A Tale from the Pound by Sandy Throne is a sweet little picture book about a couple who want to adopt a cat, and end up choosing one that looks a little different from the rest. Toddler Monkey liked this one, mainly because, as she immediately recognized, the cat in the story looks a lot like one of our cats who is also a Maine Coon mix. Also, she liked that the book features many cute kittens and she responded well to the simple, easy-to-follow storyline.
However my own reactions to the book were a bit mixed. While I appreciated the overall message in the book, I felt that it wasn’t as well developed as it could have been. For example, the premise of the book is that the cat, Sophie, is “funny looking” because she has bigger ears than normal cats and “no one has adopted her because she looks so different.” However, a kitty with giant ears sounds extremely cute to me and I wasn’t convinced that Sophie’s ears actually were larger than those of the other cats in the illustrations. If the author hadn’t told us that her ears were large, I never would have noticed. Similarly, I liked how subtle the parallel was between the “funny looking” cat and the woman at the pet center who had dyed her hair the “odd” shade of blue, but for me this parallel didn’t quite work, because people choose to color their hair blue (because, well, they like it), whereas Sophie couldn’t choose the shape of her ears.
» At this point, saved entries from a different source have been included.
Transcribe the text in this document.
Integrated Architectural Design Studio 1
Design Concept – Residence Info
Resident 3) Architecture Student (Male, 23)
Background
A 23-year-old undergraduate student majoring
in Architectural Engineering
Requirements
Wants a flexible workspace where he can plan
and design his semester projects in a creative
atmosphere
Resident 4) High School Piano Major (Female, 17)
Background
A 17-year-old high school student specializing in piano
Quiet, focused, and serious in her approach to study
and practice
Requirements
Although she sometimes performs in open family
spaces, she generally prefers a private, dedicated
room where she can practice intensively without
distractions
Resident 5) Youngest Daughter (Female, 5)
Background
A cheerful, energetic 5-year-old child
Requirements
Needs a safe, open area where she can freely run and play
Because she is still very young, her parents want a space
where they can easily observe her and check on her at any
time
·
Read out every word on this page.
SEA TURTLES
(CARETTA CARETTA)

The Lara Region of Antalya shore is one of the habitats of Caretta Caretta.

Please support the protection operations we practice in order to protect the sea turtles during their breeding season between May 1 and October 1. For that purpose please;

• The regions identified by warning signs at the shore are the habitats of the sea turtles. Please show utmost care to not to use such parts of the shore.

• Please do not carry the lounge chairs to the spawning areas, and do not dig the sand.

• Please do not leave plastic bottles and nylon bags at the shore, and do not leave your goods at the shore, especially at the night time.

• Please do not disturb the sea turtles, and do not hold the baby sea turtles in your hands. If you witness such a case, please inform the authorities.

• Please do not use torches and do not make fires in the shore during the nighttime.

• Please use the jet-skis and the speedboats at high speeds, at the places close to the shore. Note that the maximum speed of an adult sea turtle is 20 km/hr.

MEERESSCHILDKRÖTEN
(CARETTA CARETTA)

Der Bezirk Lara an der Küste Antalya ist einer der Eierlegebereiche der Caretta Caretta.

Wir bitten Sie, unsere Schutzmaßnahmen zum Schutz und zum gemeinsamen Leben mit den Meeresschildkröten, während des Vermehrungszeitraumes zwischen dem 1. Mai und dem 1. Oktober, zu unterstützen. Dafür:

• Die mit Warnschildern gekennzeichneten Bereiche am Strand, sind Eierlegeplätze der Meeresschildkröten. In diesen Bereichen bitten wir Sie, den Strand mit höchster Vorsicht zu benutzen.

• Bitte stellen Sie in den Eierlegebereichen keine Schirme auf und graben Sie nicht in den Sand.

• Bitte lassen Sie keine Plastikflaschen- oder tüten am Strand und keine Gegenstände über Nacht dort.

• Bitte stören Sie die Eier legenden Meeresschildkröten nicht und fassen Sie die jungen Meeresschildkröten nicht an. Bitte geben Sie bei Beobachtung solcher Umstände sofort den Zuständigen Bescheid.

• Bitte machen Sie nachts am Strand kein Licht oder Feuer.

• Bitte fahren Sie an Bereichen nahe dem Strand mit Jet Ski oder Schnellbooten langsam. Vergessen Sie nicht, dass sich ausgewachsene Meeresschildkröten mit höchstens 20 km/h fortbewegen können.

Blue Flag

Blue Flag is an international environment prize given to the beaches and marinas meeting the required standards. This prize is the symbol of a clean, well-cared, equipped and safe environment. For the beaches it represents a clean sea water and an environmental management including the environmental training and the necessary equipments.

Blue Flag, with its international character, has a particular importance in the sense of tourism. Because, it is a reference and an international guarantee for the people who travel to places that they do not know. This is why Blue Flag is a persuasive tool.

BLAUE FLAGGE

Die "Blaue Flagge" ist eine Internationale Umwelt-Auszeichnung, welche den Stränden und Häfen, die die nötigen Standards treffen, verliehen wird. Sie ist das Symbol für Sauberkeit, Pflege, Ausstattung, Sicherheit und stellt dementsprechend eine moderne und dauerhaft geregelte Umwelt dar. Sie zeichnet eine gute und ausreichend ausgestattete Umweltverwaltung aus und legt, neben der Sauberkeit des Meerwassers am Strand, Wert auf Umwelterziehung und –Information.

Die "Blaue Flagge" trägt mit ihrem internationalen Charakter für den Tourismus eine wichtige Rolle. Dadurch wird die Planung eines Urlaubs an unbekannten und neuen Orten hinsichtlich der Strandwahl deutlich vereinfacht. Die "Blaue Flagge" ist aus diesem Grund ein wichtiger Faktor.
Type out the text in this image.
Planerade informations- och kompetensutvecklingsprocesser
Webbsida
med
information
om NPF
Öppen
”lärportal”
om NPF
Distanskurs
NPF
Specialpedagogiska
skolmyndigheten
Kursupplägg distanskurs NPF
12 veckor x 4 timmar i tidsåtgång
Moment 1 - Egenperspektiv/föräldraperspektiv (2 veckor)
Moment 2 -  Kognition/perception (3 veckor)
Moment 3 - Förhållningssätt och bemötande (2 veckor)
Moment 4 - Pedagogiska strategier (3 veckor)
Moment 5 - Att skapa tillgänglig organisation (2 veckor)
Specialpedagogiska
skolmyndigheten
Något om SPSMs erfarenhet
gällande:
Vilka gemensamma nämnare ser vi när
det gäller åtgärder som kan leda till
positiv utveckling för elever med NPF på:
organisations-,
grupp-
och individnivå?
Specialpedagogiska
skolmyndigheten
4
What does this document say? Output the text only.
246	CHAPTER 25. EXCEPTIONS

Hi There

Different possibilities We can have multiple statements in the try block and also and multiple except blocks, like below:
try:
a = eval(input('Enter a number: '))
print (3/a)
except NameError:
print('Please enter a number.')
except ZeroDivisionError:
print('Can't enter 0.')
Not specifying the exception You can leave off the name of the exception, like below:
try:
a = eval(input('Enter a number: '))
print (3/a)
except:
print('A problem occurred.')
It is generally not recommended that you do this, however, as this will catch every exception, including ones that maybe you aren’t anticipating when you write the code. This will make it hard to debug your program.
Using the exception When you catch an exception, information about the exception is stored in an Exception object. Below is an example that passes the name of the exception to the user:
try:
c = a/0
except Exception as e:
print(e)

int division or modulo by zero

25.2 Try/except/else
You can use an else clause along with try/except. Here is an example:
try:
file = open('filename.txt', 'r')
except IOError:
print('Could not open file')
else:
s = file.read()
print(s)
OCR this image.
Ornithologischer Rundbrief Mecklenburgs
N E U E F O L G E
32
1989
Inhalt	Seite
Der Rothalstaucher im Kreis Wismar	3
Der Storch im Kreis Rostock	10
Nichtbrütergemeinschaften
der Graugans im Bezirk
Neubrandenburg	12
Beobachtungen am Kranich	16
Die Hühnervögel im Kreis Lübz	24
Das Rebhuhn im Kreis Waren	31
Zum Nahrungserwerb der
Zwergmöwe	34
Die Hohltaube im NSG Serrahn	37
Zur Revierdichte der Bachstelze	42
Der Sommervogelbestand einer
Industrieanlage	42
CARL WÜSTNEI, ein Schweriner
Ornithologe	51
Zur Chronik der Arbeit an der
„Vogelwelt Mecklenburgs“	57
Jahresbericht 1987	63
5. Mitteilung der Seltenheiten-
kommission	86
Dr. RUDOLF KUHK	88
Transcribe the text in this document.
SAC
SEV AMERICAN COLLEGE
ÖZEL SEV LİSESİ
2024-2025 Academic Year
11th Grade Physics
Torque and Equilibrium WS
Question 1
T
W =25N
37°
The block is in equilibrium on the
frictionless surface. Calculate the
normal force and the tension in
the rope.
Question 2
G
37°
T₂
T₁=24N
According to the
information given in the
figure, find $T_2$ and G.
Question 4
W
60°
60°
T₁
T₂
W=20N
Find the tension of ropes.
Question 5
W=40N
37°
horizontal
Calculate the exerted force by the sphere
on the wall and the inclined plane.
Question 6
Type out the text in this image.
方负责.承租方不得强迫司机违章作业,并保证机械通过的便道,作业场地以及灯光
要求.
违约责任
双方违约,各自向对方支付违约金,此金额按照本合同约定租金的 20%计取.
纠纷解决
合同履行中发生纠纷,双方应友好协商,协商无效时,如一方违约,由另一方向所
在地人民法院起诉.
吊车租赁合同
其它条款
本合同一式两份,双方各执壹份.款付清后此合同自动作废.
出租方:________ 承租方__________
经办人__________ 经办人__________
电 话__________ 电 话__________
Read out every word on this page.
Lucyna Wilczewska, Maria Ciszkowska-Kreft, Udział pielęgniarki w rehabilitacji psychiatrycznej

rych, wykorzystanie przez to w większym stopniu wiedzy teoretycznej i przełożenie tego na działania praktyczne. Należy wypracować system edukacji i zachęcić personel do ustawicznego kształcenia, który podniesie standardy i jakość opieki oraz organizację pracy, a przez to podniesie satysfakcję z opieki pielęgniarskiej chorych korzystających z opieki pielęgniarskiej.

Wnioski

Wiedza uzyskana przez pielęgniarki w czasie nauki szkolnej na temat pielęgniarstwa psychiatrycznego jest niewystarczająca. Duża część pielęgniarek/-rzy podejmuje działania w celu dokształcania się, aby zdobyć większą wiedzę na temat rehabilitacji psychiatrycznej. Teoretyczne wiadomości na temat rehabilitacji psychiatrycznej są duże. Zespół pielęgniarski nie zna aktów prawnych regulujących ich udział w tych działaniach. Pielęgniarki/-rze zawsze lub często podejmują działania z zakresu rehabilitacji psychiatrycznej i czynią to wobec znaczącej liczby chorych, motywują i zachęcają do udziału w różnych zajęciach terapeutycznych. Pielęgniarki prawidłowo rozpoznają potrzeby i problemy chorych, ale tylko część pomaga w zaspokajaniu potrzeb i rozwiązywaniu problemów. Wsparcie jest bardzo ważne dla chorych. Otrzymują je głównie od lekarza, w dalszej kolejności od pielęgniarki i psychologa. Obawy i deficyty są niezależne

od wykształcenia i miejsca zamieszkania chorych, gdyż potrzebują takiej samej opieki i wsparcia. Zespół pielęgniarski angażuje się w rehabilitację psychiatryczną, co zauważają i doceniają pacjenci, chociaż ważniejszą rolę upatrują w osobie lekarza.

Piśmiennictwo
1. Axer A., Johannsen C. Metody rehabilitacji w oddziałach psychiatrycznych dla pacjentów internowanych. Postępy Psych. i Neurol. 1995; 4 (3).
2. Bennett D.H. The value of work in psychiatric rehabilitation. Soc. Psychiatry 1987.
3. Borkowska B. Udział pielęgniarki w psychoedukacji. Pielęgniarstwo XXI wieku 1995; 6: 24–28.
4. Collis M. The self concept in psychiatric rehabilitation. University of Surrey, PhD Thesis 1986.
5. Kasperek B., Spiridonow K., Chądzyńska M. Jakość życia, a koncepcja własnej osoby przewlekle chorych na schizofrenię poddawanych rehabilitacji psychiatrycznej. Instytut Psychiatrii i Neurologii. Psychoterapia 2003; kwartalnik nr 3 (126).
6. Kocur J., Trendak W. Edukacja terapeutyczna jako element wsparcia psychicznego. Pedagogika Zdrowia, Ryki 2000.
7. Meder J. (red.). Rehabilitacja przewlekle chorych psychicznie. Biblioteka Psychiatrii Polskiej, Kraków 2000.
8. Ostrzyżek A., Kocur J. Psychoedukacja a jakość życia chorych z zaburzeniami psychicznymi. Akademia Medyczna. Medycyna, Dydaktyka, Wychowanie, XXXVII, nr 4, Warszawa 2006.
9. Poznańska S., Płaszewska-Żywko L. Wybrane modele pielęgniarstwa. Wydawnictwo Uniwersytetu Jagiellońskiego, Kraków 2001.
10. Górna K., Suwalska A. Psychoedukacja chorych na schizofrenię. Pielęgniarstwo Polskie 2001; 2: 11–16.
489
As a writer, I also got a little caught up with the point-of-view switches and inconsistent verb tenses, but my daughter didn’t mind or notice these issues at all, and actually quite liked the brief point-of-view switches. Another difference of opinion: my daughter thinks Sophie is “very cute” (her words!) though, while I’m not an artist, I felt that the illustrations were not the right style for this story and often felt the proportions and lines were off. In one instance, the illustration doesn’t depict quite the right thing. The page depicts two little boys looking at a room full of cats, but the text refers to the two main characters, Janet and Andy, and their response to the cats. This confuses my daughter who asks, “Where’s Janet and Andy?” every time we reach this page.
But despite these issues, my three-year-old daughter liked this book and was excited to receive it in the mail, so it is definitely a toddler-approved book.
Disclosure: I received a free copy of this book directly from the publisher.